179. Always test your soil when planning a new garden or lawn.
180. In addition to berry producing shrubs, place a few bird feeders throughout your yard to attract all kinds of birds.
181. Store your bulbs in a dry and cool place until they're ready to be planted.
182. Prune your hedges so they are slightly wider at the bottom than at the top. This allows sunlight to reach the bottom leaves.
183. Limb up low branching trees to allow more light to reach the ground and create favorable conditions for planting.
184. When transplanting trees and shrubs be sure to dig out as much of the root system as possible.
185. Knowing your plants before you plant them will prevent unnecessary transplants.
186. There's a tool for every garden project and using the right tool will make your job much easier.
187. Maintaining your plants by pinching and carefully cutting back will result in healthy, and full growth.
188. Garden walls provide privacy and can help create outdoor rooms by defining the edges of a space.
189. Large trees can be used frame the “borrowed landscape” of a distant meadow or mountain.
190. A well planned flower garden can provide color from spring through the fall.
191. Native ferns are excellent ground covers for shady areas.
192. Warm colors help create a more intimate feeling in the garden.
193. Cool colors tend to recede and make a space feel larger than it is.
194. Juxtaposition creates visual interest and is most often achieved with plant form, texture or color.
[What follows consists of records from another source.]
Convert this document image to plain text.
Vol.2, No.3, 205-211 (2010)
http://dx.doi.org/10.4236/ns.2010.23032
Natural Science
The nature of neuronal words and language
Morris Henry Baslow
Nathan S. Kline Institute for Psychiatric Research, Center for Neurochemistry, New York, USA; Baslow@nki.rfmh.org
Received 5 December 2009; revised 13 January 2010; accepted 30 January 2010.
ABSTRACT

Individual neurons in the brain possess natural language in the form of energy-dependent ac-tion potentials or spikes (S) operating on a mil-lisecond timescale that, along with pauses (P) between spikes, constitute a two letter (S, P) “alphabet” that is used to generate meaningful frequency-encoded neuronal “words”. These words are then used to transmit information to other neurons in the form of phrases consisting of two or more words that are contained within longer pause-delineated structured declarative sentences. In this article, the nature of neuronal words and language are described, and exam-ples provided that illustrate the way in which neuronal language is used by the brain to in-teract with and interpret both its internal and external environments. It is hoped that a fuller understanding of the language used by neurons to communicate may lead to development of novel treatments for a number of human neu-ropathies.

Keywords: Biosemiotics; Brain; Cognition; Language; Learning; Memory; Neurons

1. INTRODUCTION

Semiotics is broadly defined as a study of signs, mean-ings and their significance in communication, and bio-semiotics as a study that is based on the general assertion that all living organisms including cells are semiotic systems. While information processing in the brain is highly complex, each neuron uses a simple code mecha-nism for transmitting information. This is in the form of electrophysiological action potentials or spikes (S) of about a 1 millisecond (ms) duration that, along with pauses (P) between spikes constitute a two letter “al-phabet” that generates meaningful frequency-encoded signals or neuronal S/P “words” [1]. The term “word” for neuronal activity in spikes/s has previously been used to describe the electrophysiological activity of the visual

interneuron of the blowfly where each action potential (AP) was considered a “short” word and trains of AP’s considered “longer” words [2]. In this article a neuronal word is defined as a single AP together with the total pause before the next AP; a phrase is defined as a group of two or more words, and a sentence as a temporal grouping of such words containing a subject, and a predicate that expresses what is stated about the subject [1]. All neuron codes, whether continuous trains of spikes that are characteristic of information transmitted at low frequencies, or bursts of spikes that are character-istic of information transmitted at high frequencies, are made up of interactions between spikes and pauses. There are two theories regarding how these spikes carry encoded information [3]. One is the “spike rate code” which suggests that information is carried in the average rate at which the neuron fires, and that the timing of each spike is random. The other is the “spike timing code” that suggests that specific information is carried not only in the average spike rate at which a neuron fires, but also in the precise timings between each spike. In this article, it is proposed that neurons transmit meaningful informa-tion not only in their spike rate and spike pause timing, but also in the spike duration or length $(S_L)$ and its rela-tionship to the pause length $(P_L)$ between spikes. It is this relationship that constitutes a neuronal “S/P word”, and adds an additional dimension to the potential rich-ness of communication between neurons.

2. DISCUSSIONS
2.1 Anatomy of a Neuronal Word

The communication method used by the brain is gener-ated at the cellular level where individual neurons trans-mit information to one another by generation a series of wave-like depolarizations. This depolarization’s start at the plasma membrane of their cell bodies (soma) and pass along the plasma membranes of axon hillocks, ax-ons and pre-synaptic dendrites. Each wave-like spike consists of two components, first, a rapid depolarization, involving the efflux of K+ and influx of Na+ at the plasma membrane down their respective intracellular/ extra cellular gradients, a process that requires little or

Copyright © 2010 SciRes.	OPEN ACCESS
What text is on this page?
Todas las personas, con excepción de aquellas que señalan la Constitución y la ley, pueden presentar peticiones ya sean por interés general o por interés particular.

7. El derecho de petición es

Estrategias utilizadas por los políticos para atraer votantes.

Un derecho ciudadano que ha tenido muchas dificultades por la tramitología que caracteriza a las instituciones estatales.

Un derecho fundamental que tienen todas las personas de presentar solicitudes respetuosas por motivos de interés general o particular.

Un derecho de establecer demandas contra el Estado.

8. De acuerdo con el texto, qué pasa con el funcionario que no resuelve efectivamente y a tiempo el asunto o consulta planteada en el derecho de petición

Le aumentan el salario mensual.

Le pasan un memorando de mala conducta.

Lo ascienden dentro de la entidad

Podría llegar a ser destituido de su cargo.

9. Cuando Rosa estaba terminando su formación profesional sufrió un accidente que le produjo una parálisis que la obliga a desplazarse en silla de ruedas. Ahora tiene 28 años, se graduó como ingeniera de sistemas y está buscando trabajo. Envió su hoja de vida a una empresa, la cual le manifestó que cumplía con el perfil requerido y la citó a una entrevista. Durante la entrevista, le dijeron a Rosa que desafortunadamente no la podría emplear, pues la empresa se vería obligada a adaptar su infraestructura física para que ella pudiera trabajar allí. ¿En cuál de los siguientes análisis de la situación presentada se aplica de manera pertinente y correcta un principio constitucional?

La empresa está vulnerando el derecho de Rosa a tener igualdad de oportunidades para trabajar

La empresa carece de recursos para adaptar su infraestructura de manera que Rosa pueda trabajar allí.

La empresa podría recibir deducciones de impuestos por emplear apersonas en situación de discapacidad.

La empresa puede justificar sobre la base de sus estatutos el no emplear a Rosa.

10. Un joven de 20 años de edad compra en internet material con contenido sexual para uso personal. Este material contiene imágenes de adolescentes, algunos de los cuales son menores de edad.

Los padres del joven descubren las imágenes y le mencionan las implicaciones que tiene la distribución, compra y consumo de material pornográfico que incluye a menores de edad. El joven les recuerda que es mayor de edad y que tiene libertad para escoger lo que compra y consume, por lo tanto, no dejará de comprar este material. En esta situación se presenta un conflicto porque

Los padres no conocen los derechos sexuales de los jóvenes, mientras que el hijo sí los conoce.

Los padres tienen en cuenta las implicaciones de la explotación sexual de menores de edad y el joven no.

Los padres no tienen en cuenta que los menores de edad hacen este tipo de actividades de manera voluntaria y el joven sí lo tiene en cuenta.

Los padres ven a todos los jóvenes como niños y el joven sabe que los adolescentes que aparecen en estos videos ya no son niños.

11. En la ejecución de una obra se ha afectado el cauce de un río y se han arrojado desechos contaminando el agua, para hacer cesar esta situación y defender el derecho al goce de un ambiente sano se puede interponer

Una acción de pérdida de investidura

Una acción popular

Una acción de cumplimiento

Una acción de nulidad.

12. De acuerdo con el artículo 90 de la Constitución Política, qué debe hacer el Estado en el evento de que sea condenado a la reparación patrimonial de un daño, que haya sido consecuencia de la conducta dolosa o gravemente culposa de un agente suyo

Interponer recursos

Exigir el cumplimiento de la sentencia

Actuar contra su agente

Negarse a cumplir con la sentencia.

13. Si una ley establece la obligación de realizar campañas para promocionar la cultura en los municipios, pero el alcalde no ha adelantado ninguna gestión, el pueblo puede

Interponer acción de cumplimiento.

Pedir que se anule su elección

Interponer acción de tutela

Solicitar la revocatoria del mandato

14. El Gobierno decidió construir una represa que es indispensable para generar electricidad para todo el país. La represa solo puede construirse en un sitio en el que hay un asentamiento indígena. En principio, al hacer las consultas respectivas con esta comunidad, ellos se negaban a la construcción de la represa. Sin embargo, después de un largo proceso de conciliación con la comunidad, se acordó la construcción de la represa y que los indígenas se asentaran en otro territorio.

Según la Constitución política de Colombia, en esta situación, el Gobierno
195. If you live in a dry climate, look for drought-resistant plants.
196. Garden composition includes planning for seasonal changes so incorporate plants with year-round appeal.
197. Avoid planting new trees and shrubs during periods of drought. If you must be sure to water well.
198. Plant bulbs in the fall for early spring color.
199. Less than 2 percent of the insects in the world are harmful. Most are beneficial.
200. Plant interesting varieties of both native and exotic herbs for cooking.